This has been a great couple of weeks for festivities. Diwali, Halloween, Day of the Dead last week, and Guy Fawkes coming up. It certainly takes the bite out of the impending Winter!
I always like to celebrate anything like this with food if I can, hey, I don’t need an excuse I know, even if it’s just for me, or, better again with friends. Last week was busy but I did sneak in a dish that would in some way cover Diwali and Halloween, well, kind of.
Diwali being a Hindu festival is all about vegetarian food, particularly curry, snacks and sweets. As for Halloween, well, Halloween is about spooks and scary things, but also pumpkins, so I thought, why not make a veggie curry with pumpkin in? Or, in this case, butternut squash.
I had an ulterior motive, I felt I needed a few veggie days, or veggie meals at least. I usually have quite a balanced diet but lately I’ve been buying lunch out alot more than usual, and as I work so near to delicious Brindisa, my diet has been leaning heavily on the meat side. So, beans, veg, tomato and coconut seemed like a good alternative to a chorizo stew!
It’s very easy and very light. I made this on a weekday evening and it was absolutely manageable. The measurements are loose as always, feel free to experiment, it’s more about the spices and the flavours in the sauce. I used a small butternut squash about 6-8 inches high. The spice blend is very basic. I just used what I had in my cupboard. It works, though!

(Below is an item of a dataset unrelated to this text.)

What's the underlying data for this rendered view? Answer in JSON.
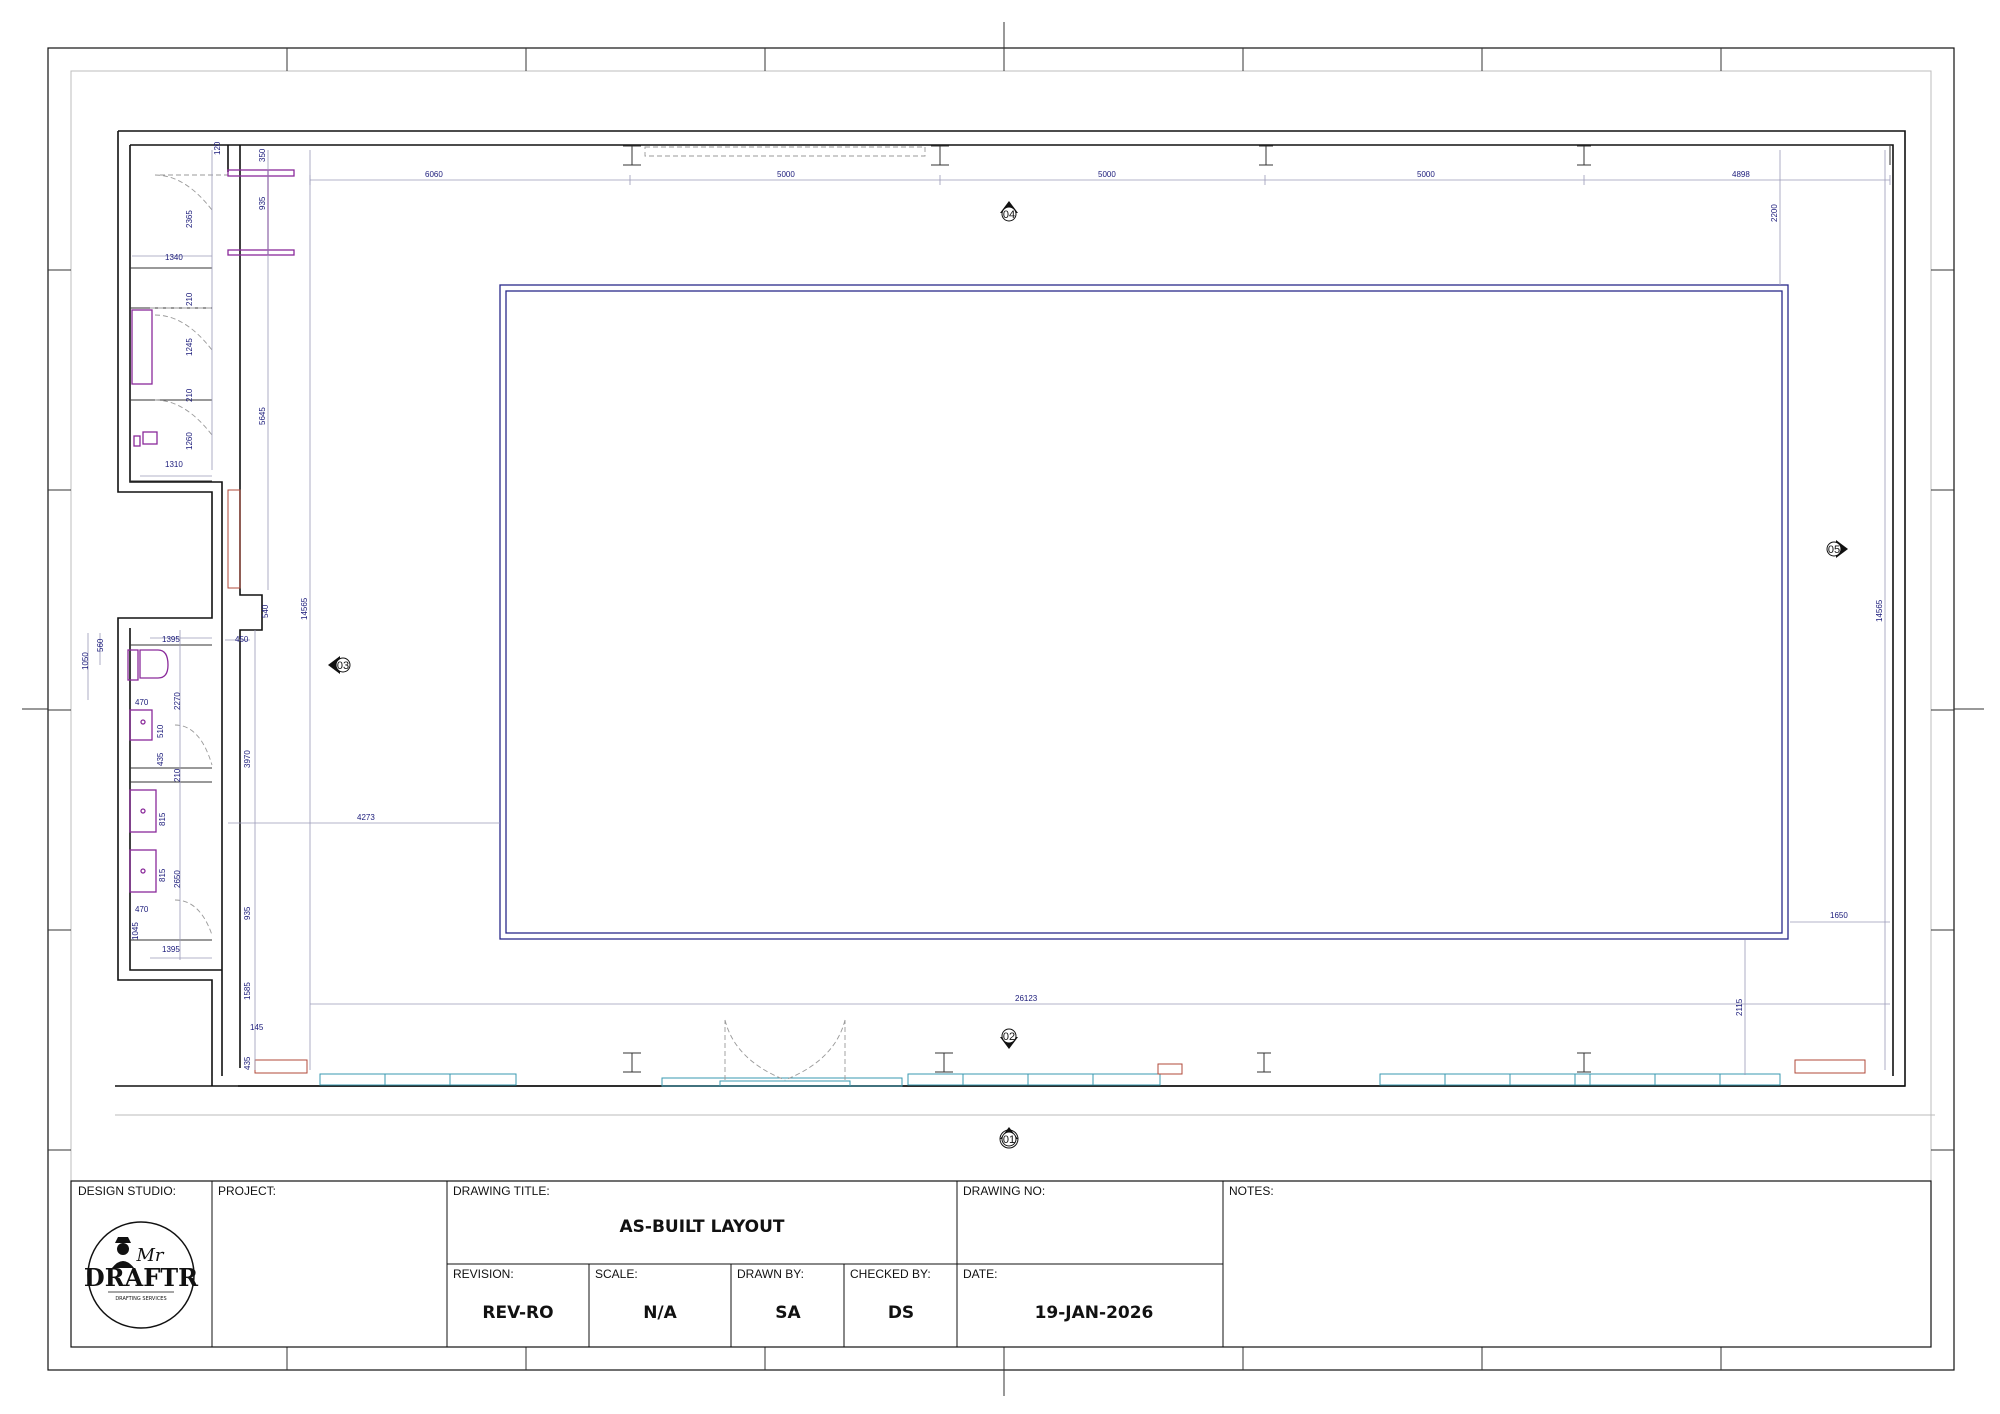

This will serve 4. I served it with steamed basmati rice. It keeps well, indeed like most tomato based dishes, tastes better the next day.
1 butternut squash, 6-8 inches high, peeled and diced with seeds scooped out
200g spinach, washed and excess water squeezed out, chopped
1 tin chickpeas
1 tin tomatoes
1 tin coconut milk
2 cloves garlic, finely chopped
1 onion, finely chopped
1 green chilli, finely chopped. More if you like it very hot!
thumb size amount of ginger, peeled and finely chopped
A handful of chopped fresh coriander
Half a lemon
1 tbsp cumin seed
1 tbsp coriander seed
1/2 tbsp turmeric
8 black peppercorns
Grind the spices in a pestle & mortar.
Fry the onion until translucent over a medium heat in some oil (sunflower or groundnut are my choices).
Add the garlic, ginger and chilli for a minute or so.
Add the spices for a minute or so, you’ll start to smell them as they temper.
Add the butternut squash and coat in the ingredients in the pan. Cook for a couple of minutes.
Add the tomatoes and coconut milk, and cook for 10-15 minutes until the squash is cooked and you can push a fork through it.
Drain the chickpeas and add to the sauce. Also add the spinach.
When the spinach is wilted and the chickpeas are warmed through, add the coriander and a squeeze of lemon juice. The lemon juice lifts the flavour nicely, taste as you go.
Salt to taste and serve with rice and/or flatbreads.